The various UNO language bindings offer special constructs to easily obtain instances of such new-style services, given a suitable component context; see Java Language Binding and C++ Language Binding.

An old-style service (formally called an “accumulation-based service”) is of the form

  module com { module sun { module star { module frame { service Desktop {
      service Frame;
      interface XDesktop;
      interface XComponentLoader;
      interface com::sun::star::document::XEventBroadcaster;
  }; }; }; };

and is used to specify any of the following:

  • The general contract is that, if an object is documented to support a certain old-style service, then you can expect that object to support all interfaces exported by the service itself and any inherited services. For example, the method queryFrames returns a sequence of objects that should all support the old-style service com.sun.star.frame.Frame, and thus all the interfaces exported by Frame.
  • Additionally, an old-style service may specify one or more properties, as in
  module com { module sun { module star { module frame { service Frame {   
      interface com::sun::star::frame::XFrame;
      interface com::sun::star::frame::XDispatchProvider;
      // ...
      [property] string Title;
      [property, optional] XDispatchRecorderSupplier RecorderSupplier;
      // ...
  }; }; }; };
Properties, which are explained in detail in the following section, are similar to interface attributes, in that they describe additional features of an object. The main difference is that interface attributes can be accessed directly, while the properties of an old-style service are typically accessed via generic interfaces like com.sun.star.beans.XPropertySet. Often, interface attributes are used to represent integral features of an object, while properties represent additional, more volatile features.
  • Some old-style services are intended to be available at a component context’s service manager. For example, the service com.sun.star.frame.Desktop can be instantiated at a component context’s service manager under its service name "com.sun.star.frame.Desktop". (The problem is that you cannot tell whether a given old-style service is intended to be available at a component context; using a new-style service instead makes that intent explicit.)
  • Yet other old-style services only list properties, and do not export any interfaces at all. Instead of specifying the interfaces supported by certain objects, as the other kinds of old-style services do, such services are used to document a set of related properties. For example, the service com.sun.star.document.MediaDescriptor lists all the properties that can be passed to loadComponentFromURL.

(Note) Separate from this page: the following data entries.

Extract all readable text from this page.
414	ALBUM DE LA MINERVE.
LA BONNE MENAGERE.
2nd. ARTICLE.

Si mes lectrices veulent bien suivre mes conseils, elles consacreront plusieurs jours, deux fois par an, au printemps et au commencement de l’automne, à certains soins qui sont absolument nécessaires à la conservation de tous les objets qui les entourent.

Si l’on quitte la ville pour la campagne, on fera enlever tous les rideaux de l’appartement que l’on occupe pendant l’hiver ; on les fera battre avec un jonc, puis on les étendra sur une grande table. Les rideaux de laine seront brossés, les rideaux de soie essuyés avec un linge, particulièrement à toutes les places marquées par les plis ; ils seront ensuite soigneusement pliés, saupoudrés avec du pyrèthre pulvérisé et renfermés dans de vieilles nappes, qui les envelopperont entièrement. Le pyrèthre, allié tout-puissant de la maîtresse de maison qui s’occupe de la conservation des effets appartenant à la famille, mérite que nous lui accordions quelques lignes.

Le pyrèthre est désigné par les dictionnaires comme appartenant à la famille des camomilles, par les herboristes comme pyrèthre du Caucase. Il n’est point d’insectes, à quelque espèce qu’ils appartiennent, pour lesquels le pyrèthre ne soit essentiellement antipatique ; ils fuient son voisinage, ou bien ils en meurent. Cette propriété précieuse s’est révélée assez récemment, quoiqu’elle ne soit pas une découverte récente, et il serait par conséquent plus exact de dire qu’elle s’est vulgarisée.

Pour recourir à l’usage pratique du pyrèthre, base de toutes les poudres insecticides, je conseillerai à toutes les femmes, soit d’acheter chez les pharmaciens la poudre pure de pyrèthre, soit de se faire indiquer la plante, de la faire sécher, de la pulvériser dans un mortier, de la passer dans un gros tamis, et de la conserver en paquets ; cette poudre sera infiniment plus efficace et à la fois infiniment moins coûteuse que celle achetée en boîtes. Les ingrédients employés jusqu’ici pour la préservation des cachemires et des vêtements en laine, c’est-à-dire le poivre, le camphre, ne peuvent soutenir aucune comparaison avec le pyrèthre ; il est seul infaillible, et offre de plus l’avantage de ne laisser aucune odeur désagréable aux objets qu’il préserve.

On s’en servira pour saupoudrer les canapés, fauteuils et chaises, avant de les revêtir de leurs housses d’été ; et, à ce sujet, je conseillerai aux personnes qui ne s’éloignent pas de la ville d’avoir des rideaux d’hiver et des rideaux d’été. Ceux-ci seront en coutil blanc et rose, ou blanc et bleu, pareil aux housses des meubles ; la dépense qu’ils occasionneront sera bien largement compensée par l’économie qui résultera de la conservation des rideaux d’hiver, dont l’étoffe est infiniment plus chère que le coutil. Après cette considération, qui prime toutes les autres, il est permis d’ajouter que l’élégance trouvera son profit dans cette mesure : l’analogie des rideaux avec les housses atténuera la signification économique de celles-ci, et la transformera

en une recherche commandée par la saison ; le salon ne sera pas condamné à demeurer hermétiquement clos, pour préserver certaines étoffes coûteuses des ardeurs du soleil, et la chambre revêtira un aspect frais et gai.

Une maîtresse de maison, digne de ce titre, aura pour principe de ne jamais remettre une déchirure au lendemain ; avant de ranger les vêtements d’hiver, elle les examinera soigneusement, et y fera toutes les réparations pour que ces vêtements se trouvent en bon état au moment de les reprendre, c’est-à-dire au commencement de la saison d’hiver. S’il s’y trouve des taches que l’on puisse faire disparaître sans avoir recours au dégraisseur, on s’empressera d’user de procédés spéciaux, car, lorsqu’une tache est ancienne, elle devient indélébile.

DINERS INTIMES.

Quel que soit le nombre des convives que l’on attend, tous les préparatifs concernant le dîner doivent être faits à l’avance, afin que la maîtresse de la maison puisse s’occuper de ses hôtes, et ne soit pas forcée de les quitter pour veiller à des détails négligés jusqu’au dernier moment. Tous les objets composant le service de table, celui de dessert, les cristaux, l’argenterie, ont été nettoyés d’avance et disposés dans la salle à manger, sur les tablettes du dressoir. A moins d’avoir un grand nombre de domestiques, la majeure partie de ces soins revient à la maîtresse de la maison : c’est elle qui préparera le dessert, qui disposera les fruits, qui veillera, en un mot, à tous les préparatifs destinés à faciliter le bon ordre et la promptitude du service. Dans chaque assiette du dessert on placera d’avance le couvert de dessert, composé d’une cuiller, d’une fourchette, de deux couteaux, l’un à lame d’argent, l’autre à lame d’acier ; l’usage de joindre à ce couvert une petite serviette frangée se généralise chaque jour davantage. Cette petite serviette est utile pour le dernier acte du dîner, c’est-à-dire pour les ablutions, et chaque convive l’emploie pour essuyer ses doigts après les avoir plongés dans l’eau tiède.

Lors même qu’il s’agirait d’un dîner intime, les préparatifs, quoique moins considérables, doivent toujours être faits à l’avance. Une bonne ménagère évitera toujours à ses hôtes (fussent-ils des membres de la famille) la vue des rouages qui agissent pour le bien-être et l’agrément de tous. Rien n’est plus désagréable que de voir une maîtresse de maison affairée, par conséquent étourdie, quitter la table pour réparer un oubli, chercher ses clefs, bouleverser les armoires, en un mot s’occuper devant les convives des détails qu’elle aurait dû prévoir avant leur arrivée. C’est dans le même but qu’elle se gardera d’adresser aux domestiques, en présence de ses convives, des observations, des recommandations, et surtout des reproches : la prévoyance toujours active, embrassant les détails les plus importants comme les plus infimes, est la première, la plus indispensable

A property is a feature of an object which is typically not considered an integral or structural part of the object and therefore is handled through generic getPropertyValue()/setPropertyValue() methods instead of specialized get methods, such as getPrinter(). Old-style services offer a special syntax to list all the properties of an object. An object containing properties only has to support the com.sun.star.beans.XPropertySet interface to be prepared to handle all kinds of properties. Typical examples are properties for character or paragraph formatting. With properties, you can set multiple features of an object through a single call to setPropertyValues(), which greatly improves the remote performance. For instance, paragraphs support the setPropertyValues() method through their com.sun.star.beans.XMultiPropertySet interface.